BMI View: Jordan is targeting underexplored areas in an effort to attract investment into its upstream segment. It is hoped that investment in domestic production could ease the country's significant import burden, which is growing heavier due to high prices and supply disruptions. Political uncertainty and high production costs have, thus far, created obstacles to output. Yet, with per capita energy consumption set to double over the coming decades, incentivising shale oil E&P would help support efforts to reduce a reliance on imports.
Jordan is attempting to boost investment in the country's hydrocarbon resources, with the authorities hoping the underexplored country may contain enough resources to ease its import bill. The country's Energy and Mineral Resources Minister, Alaa Batayneh, told the Middle East Oil and Gas Exhibition in October that the country was working to attract investment in its 'untapped' potential.
Unlike many of its resource-rich neighbours in the Middle East, Jordan lacks significant oil reserves and, according to the EIA, produced just 88 barrels per day (b/d) in 2011 - leaving it with an import burden of 114,000b/d. With the EIA further estimating reserves of just 1mn barrels (bbl), boosting domestic production would require significant exploration if the country is to increase this small reserve base.
Troubled Region, High Costs Add To Jordan's Woes
Yet, given the Jordan's limited existing production volumes, and the high sulphur content of the country's shale resources, specialist exploration company Global Oil Shale Holdings (GOSH) estimates that reaching daily output of 50,000 bbl day would require some US$32bn of investment over 25 years. Jordan Energy & Mining (JEML) and Royal Dutch Shell are currently set to explore for shale oil across the Kingdom.
Developing domestic resources is important for Jordan given the high cost of imports, which has led the government to consider placing unpopular tariffs on electricity supplies. Moreover, continued disruptions to gas volumes delivered via pipeline from Egypt have increased the country's reliance on more expensive oil imports to meet demand. The government recently raised gasoline and diesel prices by 10%, as the country's fiscal outlook has deteriorated on the back of higher energy import costs and the worsening economic climate. Furthermore, the regional security environment has worsened as the Syrian crisis has played out.
Jordan has been forced to introduce an austerity package, which raised taxes on companies in the mining and industrial sectors, which - along with continued political uncertainty - could further slow plans to develop the energy sector, increasing reliance on imports in the future. With 96% of the country's energy needs met by oil and gas imports, the country has embarked on a US$15bn investment programme targeting renewable and nuclear energy.

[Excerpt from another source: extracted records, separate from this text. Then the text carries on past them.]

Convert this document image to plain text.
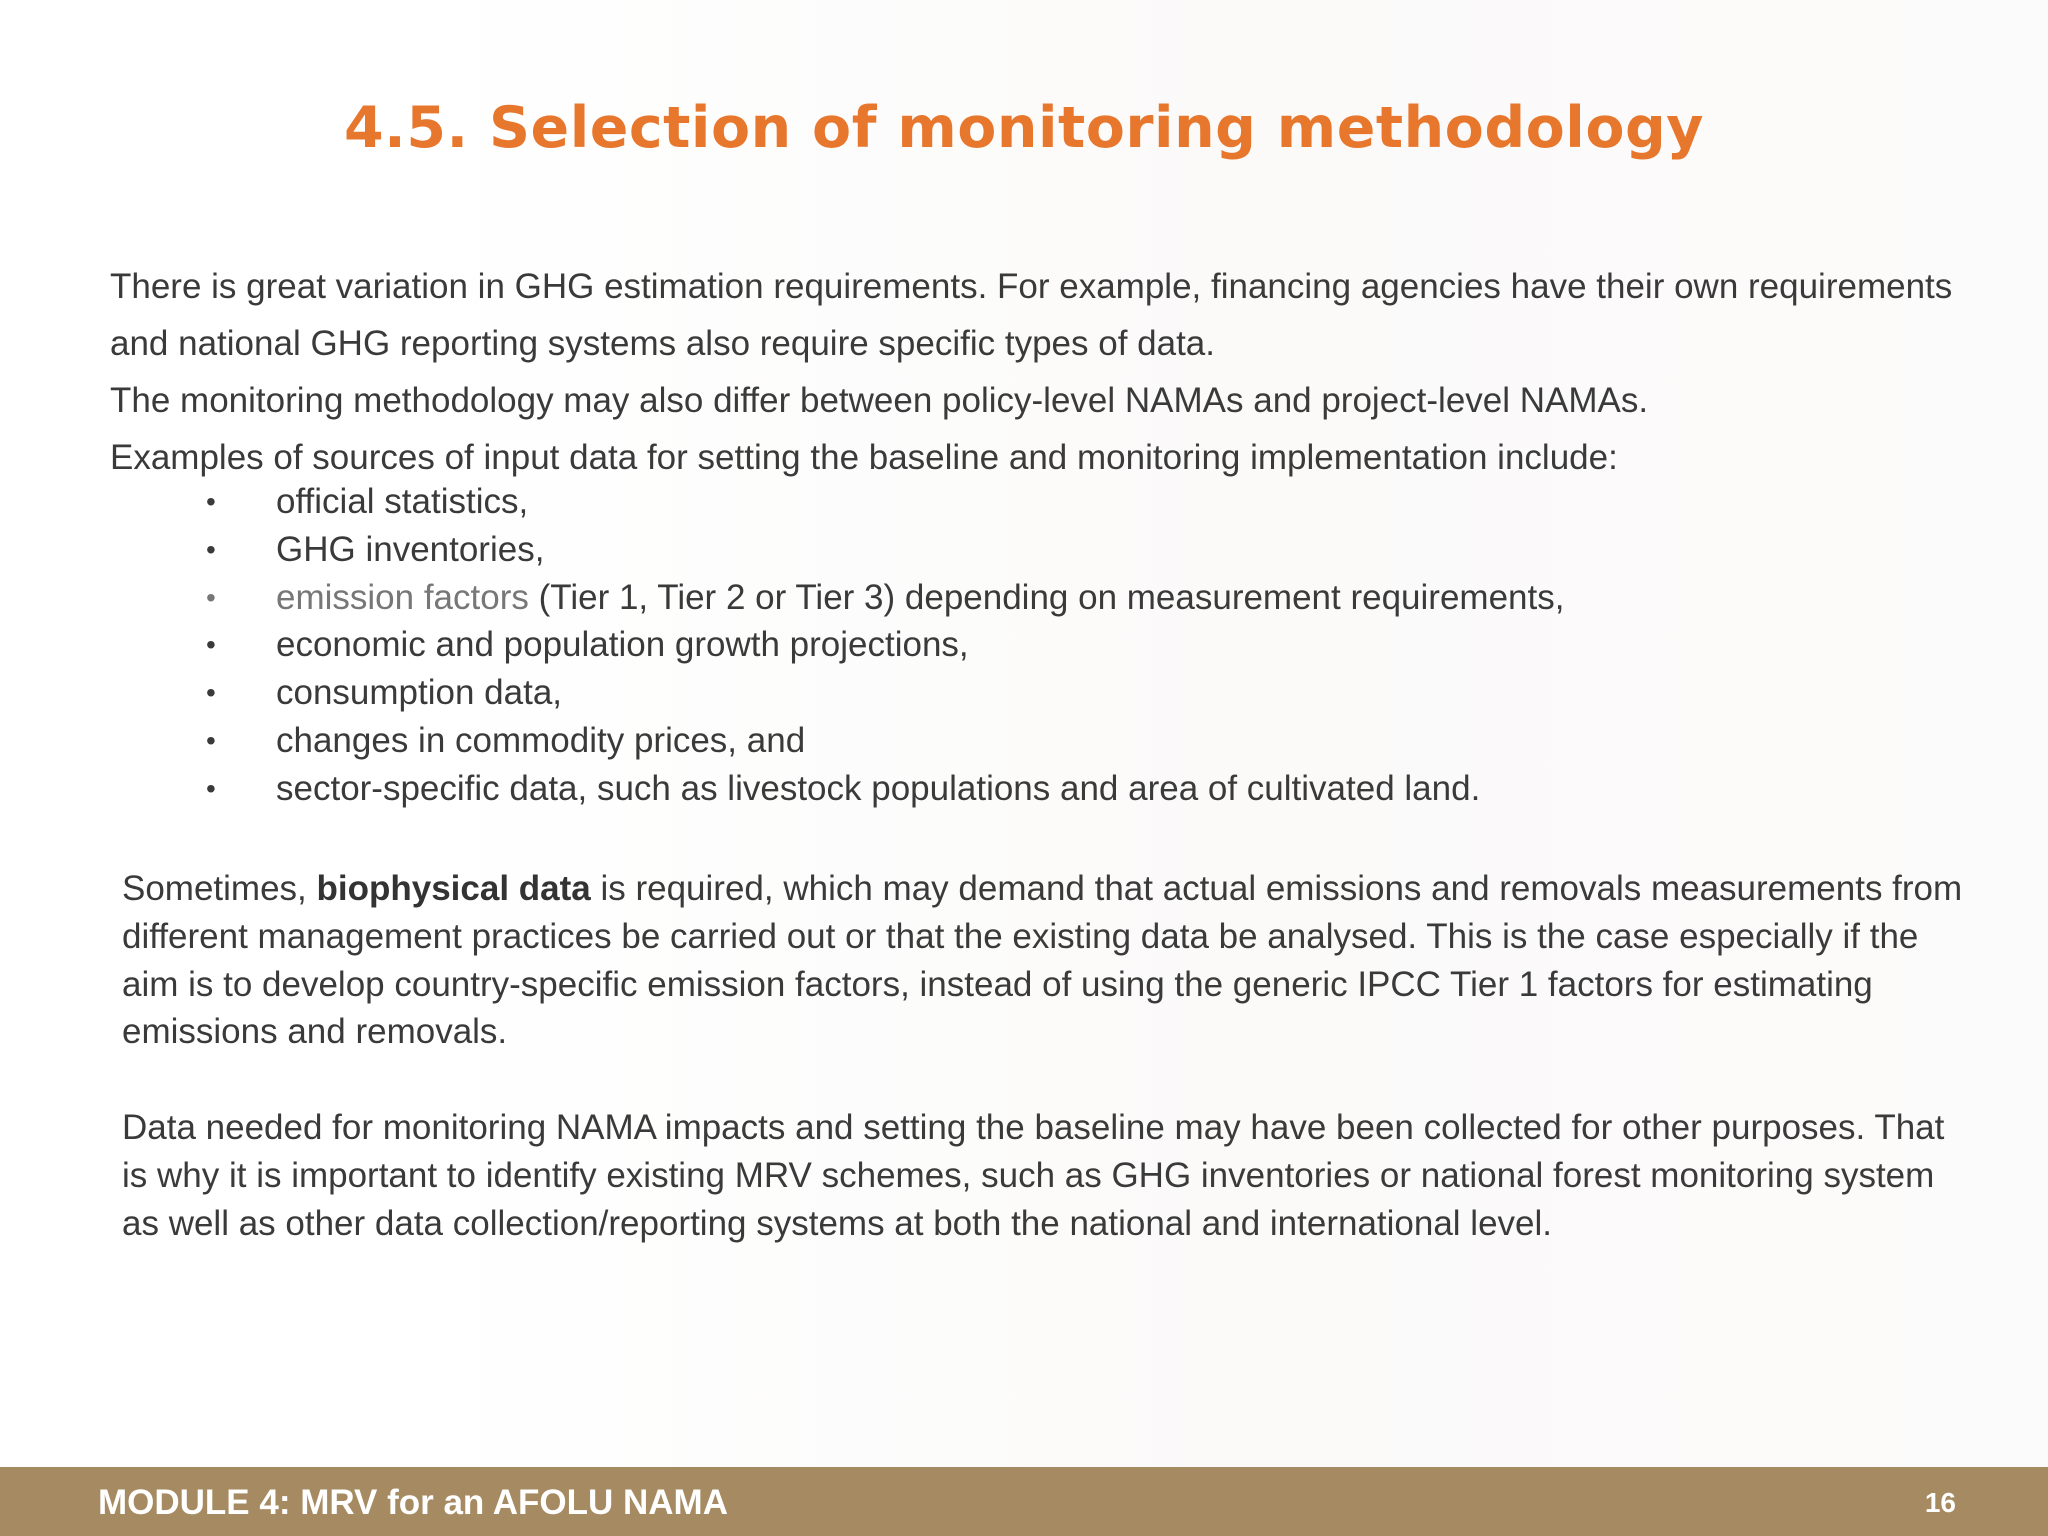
4.5. Selection of monitoring methodology

There is great variation in GHG estimation requirements. For example, financing agencies have their own requirements and national GHG reporting systems also require specific types of data.

The monitoring methodology may also differ between policy-level NAMAs and project-level NAMAs.

Examples of sources of input data for setting the baseline and monitoring implementation include:

• official statistics,
• GHG inventories,
• emission factors (Tier 1, Tier 2 or Tier 3) depending on measurement requirements,
• economic and population growth projections,
• consumption data,
• changes in commodity prices, and
• sector-specific data, such as livestock populations and area of cultivated land.

Sometimes, biophysical data is required, which may demand that actual emissions and removals measurements from different management practices be carried out or that the existing data be analysed. This is the case especially if the aim is to develop country-specific emission factors, instead of using the generic IPCC Tier 1 factors for estimating emissions and removals.

Data needed for monitoring NAMA impacts and setting the baseline may have been collected for other purposes. That is why it is important to identify existing MRV schemes, such as GHG inventories or national forest monitoring system as well as other data collection/reporting systems at both the national and international level.

MODULE 4: MRV for an AFOLU NAMA	16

The Kingdom hopes nuclear power will meet 30% of its energy needs by 2035 - an ambitious target. Developing domestic energy will be critical, given that the Energy Ministry predicts per capita consumption will double by 2030 - placing a heavy import burden on the country. Increased investment in shale oil production could ease the financial strain, while the commitment of funding for exploration and production, as well as the jobs created in the process, could help support the economy.
Given the high costs of shale oil production, a stable and attractive business environment and fiscal incentives to make production economical will be required if Jordan is to tap into its shale resources.